FORCE FIVE: External stakeholders
Malta does not operate in isolation. The European Union, global capital markets, energy flows, migration patterns, international institutions, and geopolitical developments all influence domestic outcomes. The war, fuel concerns, aviation risks, and supply chain pressures currently affecting Europe are not distant events. They shape tourism, inflation, fiscal policy, and investor confidence.
They influence the room for manoeuvre that governments have. And yet, this election often feels disconnected from those realities. This is perhaps the deeper concern. Malta has Vision 2050. It has the beginnings of a national framework built around resilience, quality of life, sustainability, and competitiveness. What it risks lacking is alignment between that vision and the incentives of its political industry.
Not simply a question of who wins
The real question in this election, therefore, is not simply who wins. The deeper question is whether Malta’s political system is ready to evolve. Whether it can move beyond a model dominated by rivalry, machinery, transactional promises, and dual currencies. Whether votes can once again become more powerful than money. Whether ideas can become more powerful than political infrastructure. Whether long-term aspiration can become more powerful than short-term distribution.
Because in the end, elections do not simply choose governments. They reveal systems. And perhaps what this election is revealing most clearly is that Malta’s greatest challenge may no longer be the economic system alone. It may be the political architecture through which we choose how that growth is shaped.

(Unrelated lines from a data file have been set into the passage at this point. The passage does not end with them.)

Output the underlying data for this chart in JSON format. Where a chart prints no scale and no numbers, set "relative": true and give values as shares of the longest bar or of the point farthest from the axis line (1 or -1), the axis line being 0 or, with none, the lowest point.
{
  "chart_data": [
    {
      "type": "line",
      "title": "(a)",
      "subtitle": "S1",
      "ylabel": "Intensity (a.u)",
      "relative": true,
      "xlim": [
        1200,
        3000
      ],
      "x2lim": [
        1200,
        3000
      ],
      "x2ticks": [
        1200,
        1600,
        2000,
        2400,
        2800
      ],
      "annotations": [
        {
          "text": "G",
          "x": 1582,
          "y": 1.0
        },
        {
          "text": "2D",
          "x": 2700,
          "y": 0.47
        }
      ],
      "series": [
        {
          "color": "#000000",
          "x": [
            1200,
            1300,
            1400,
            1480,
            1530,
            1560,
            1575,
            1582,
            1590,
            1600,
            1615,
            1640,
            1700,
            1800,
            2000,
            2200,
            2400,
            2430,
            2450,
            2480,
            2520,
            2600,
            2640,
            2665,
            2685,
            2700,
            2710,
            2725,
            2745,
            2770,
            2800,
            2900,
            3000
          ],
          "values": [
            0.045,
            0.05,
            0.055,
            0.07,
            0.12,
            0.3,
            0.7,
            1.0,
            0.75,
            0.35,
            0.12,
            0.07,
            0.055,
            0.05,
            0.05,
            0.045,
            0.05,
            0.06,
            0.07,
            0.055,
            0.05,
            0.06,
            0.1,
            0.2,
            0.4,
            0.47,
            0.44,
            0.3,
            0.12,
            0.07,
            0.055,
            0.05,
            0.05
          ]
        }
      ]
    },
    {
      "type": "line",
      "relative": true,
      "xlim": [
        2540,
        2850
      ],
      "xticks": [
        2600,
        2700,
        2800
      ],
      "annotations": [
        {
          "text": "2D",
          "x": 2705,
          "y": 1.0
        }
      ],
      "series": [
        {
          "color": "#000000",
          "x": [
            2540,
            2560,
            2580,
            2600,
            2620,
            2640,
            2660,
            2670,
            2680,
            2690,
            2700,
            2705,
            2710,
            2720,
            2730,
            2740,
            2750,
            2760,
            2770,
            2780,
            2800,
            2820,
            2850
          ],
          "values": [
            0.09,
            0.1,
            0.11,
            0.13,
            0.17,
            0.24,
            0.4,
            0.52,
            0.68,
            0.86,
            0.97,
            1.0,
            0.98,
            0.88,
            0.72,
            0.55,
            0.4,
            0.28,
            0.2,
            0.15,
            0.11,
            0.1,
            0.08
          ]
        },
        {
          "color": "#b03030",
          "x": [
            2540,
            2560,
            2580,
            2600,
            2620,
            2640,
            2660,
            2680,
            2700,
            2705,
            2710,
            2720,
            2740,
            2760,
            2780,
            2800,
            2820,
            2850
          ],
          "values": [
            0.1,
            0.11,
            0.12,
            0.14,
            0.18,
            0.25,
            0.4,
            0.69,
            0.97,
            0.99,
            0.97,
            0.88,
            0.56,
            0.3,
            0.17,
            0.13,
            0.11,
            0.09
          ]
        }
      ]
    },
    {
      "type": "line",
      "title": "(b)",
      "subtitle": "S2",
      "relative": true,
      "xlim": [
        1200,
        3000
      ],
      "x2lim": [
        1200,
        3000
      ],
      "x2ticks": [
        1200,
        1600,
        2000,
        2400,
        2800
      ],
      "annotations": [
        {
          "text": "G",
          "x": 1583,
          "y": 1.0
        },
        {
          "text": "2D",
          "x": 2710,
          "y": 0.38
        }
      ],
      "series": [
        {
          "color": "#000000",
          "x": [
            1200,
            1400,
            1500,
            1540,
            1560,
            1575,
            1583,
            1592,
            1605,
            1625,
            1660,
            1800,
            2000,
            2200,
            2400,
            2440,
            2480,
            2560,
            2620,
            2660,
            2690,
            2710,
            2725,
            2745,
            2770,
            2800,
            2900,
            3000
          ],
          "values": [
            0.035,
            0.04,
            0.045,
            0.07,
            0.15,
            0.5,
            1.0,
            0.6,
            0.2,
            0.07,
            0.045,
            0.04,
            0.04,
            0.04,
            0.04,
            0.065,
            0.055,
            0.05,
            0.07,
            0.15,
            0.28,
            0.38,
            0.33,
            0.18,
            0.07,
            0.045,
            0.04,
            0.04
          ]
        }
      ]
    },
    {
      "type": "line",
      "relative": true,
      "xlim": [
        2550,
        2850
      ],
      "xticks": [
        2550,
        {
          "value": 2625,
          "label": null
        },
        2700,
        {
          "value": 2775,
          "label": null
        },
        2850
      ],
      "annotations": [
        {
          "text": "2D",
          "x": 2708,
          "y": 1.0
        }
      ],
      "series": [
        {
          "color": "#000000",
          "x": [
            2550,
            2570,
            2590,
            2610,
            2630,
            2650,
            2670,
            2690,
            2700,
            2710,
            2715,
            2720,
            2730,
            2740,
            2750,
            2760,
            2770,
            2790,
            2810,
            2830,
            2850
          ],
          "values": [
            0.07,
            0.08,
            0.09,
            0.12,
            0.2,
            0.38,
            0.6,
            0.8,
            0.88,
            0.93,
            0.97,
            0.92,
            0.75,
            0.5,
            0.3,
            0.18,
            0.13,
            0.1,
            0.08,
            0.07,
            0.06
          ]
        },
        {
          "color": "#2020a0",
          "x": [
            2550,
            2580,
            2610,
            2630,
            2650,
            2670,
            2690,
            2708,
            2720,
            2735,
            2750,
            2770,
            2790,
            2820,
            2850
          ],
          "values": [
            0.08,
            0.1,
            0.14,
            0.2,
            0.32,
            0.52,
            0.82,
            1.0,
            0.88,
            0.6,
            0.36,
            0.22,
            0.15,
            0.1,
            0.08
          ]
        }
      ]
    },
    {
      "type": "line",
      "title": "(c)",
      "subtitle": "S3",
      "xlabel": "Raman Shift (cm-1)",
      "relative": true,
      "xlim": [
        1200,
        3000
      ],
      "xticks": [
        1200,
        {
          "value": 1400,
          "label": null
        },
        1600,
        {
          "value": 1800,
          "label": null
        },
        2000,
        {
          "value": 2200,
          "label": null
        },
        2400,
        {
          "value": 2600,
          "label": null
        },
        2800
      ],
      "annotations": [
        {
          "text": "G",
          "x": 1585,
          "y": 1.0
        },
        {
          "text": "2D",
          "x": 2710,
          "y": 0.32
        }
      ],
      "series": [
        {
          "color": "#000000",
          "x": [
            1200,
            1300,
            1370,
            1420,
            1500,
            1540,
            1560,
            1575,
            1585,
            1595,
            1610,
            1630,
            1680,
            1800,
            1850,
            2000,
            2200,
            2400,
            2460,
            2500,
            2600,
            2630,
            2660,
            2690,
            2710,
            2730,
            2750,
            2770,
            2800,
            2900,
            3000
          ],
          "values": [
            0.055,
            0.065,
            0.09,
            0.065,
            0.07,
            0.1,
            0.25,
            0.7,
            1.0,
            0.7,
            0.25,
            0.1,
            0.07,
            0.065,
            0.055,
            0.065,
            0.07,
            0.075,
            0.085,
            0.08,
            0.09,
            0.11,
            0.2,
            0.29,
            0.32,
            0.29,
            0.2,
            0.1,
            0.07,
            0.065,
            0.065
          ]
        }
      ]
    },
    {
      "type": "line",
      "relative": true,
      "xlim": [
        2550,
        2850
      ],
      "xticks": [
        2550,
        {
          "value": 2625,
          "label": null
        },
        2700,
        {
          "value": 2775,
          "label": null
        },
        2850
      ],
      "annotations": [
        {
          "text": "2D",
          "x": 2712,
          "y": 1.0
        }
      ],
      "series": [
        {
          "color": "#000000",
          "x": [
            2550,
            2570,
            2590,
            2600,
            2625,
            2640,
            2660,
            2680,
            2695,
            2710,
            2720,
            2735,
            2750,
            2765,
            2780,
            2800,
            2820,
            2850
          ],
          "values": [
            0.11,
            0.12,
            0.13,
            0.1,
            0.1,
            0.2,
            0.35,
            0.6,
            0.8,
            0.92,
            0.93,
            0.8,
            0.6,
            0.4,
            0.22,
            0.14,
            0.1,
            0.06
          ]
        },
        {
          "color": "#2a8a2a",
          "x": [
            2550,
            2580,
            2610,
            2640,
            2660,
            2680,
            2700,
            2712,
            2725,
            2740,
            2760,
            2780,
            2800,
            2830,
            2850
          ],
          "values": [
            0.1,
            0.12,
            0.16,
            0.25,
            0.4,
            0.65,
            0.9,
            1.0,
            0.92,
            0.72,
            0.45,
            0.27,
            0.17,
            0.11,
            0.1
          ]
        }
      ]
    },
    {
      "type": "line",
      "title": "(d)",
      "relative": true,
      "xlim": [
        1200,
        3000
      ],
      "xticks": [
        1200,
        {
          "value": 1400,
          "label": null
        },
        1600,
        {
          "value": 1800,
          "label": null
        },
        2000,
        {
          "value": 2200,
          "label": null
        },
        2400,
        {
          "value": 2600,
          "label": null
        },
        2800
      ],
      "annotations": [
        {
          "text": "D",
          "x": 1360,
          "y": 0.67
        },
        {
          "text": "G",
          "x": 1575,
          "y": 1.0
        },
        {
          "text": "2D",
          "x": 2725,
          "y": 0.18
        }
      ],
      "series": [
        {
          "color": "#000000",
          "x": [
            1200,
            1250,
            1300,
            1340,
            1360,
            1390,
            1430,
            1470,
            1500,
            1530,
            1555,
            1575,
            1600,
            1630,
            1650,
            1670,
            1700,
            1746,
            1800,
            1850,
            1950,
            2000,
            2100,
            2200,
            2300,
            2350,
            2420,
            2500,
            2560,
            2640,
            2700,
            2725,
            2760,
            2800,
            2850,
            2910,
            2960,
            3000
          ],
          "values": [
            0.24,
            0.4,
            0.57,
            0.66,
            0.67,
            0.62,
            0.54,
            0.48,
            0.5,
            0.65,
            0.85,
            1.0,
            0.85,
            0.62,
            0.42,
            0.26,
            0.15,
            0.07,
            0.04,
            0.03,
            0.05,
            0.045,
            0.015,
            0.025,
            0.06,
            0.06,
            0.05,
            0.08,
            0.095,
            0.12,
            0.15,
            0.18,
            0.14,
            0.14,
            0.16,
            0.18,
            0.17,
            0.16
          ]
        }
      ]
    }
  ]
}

Perhaps this is where Malta’s next democratic evolution lies. Not simply in better campaigns, sharper proposals, or more effective political messaging, but in creating stronger independent institutions that elevate the national conversation beyond the rhythms of electoral cycles. Small states, perhaps more than any others, need spaces where long-term thinking can flourish, where evidence can challenge ideology, and where policy can be tested free from partisan reflexes or political tribalism.
Malta has no shortage of talent, expertise, or ambition. What it arguably lacks is a truly independent policy platform that consistently brings together economists, business leaders, academics, social thinkers, environmental experts, and civic voices to interrogate the country’s biggest challenges with intellectual honesty and without political blinkers. A national think tank, independent in governance and trusted in its credibility, could help bridge the widening gap between political competition and strategic statecraft.
Because if Vision 2050 is to become more than a document, Malta needs institutions that do not merely react to elections, but help shape the quality of choices that elections produce.